The village applied for the money in March 2003. U.S. Rep. Mark Kirk, R-10th, of Deerfield, helped facilitate the grant proposal, which was funded through the department's Transportation and Community System Preservation Program, said Matt Towson, a Kirk spokesman.

Village Manager Paul Harlow confirmed that board members had discussed the bike trail in executive session, but said the talks concerned route selection and how the golf course would be affected.

Board members also discussed the drafting of a request for proposals to study feasibility, he said.

Randy Neufeld, executive director of the Chicagoland Bicycle Federation, said he's seen preliminary sketches of a rerouted trail.

"The likely scenario is through the Glencoe golf course," Neufeld said. "There's been a lot of action on that. ... Bottom line is (the path) would be routed so it would have a minimum impact on the woods."

Cook County Commissioner Larry Suffredin, D-13th, of Evanston, said the golf course may have to be reconfigured if the path is moved.
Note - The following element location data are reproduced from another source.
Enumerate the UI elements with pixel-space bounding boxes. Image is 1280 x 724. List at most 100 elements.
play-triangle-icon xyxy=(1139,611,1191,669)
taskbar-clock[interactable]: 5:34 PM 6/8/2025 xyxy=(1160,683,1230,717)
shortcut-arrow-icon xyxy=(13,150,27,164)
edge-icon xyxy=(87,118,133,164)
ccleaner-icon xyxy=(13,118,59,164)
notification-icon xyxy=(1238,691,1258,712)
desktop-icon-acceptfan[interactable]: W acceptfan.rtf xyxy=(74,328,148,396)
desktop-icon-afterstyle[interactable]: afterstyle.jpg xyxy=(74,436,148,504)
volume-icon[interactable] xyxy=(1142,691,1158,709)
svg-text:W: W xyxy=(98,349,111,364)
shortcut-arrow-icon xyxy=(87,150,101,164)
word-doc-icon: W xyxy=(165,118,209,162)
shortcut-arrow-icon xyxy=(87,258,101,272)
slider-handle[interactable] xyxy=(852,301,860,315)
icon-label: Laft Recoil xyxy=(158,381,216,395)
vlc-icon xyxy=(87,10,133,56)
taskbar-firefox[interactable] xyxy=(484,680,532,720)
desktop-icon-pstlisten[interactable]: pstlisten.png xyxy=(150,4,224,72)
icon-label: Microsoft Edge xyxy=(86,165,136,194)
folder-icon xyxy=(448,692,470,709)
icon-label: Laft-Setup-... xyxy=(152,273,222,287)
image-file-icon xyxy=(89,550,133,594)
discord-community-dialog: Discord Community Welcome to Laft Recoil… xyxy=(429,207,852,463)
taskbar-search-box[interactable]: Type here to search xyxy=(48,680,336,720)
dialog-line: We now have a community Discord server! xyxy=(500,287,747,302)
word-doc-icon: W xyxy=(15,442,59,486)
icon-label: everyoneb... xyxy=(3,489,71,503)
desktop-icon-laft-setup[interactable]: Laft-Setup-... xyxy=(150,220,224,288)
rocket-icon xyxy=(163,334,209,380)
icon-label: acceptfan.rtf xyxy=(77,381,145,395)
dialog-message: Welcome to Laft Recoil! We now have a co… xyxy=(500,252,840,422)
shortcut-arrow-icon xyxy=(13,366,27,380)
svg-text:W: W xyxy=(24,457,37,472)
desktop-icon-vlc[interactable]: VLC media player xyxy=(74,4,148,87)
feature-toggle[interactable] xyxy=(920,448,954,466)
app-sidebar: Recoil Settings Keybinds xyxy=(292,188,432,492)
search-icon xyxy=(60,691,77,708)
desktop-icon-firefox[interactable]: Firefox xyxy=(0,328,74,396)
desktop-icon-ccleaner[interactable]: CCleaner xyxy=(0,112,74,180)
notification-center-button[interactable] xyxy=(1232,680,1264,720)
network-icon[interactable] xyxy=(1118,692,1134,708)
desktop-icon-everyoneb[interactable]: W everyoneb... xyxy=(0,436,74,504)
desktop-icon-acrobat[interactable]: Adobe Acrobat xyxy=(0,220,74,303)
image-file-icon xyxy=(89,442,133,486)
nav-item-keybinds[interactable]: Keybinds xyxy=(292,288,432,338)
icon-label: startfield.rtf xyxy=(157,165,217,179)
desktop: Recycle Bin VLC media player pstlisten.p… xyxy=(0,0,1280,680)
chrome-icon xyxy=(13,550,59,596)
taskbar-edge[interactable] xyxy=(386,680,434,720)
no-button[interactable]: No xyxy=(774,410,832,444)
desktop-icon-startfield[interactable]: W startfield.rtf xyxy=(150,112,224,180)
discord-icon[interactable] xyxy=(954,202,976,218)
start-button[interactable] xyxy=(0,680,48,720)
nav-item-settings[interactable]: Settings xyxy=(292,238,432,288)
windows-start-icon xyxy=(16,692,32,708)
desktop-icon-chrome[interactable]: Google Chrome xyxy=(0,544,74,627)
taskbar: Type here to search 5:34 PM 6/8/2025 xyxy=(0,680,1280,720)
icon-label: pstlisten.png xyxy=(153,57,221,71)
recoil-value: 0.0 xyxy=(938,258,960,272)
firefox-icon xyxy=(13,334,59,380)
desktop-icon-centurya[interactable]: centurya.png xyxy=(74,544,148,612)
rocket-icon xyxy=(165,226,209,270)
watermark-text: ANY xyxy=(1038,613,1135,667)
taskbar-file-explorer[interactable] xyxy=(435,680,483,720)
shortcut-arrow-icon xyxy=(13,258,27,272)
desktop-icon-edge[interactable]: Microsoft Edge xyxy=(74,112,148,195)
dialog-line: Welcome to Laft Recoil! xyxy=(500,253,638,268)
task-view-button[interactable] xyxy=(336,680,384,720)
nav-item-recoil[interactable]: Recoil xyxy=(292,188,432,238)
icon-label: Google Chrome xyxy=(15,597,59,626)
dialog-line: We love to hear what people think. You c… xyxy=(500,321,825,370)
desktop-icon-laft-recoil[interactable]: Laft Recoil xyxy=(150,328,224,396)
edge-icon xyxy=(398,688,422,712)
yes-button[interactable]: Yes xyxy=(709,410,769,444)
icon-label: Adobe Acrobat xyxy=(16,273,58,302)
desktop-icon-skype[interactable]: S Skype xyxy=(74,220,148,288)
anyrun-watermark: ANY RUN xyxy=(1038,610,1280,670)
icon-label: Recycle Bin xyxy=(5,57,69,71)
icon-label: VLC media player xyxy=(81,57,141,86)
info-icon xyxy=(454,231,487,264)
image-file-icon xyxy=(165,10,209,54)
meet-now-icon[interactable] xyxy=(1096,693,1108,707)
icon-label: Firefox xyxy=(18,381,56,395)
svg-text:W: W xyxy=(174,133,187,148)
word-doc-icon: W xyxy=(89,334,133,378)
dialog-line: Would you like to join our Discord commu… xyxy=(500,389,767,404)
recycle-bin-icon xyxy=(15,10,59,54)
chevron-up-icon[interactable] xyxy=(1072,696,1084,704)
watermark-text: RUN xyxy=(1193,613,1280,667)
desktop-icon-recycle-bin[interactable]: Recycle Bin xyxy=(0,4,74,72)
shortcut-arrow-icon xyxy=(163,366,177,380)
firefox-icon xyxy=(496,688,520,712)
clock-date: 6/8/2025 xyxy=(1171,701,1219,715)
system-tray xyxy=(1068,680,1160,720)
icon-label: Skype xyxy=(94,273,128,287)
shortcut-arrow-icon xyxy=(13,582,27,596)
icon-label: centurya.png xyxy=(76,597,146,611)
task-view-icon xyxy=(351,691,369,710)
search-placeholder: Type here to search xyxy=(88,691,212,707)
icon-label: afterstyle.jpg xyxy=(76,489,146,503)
Suffredin stressed that no additional forest preserve district property would be lost to a redesign of the golf club.

"Glencoe has been looking to reconfigure holes on the course up there," Suffredin said Monday.

"This may be an opportunity for them to put some diversity in the course."

Sources say the fourth and fifth holes, located on the north end of the golf club by Lake Cook Road, would have to be redone for the trail to fit.

Harlow, though, said any talk of reconfiguring the golf course is premature. He added the bike trail talks had nothing to do with a developer's proposal to build a hotel and resort complex at the golf club's 16th and 17th holes. The Village Board rejected the hotel idea in October 2003.

"We don't want to get ahead of the game in any way, shape or form," Harlow said. "Before proceeding, the village wants to study the impact on the course and whether or not it's viable as it relates to the course. Part of what we're discussing is that the course won't be impacted. The goal is not to impact the course."

A redesign of the North Branch Trail is an idea that civic leaders have entertained for years.

Informal discussions on the matter have included officials from the Chicago Botanic Garden, Highland Park, Glencoe, the Cook County Forest Preserve District and state Rep. Elizabeth Coulson, R-17th, of Glenview.

Glencoe, county and garden officials have agreed to convene sometime in the next few weeks to discuss the issue in further detail, said Anne-Marie St. Germaine, the garden's vice president of external affairs.

From the golf course, officials said the paved trail could be rerouted through the county's McDonald Woods, which run parallel to Lake Cook Road at the golf club's north end, on its way toward Green Bay Road.

There it would join with the Green Bay Trail near the Braeside Metra Station in Highland Park.

The 20-mile North Branch Trail begins at Caldwell and Devon avenues in Chicago. The Green Bay Trail extends from Chicago to Kenosha, running alongside the Metra Union Pacific North Line tracks.

Mau said the 1.5-mile gap between the North Branch and Green Bay trails isn't bicycle friendly, though he didn't believe the county would be open to cutting a path through the woods.

"We're going to have to find the least obstructive route," Mau said.

Neufeld said the interruption presents a danger because the sidewalks along Lake Cook Road aren't contiguous and bicyclists wanting to access the Green Bay Trail must ride along the congested street.

On an average day, nearly 12,000 vehicles travel along Lake Cook Road between Green Bay Road and the Edens Expressway, according to Illinois Department of Transportation data.

"There's essentially a segment that's missing," Neufeld said.

"People use Lake Cook Road to make the connection. We would prefer the connection go through the forest preserve."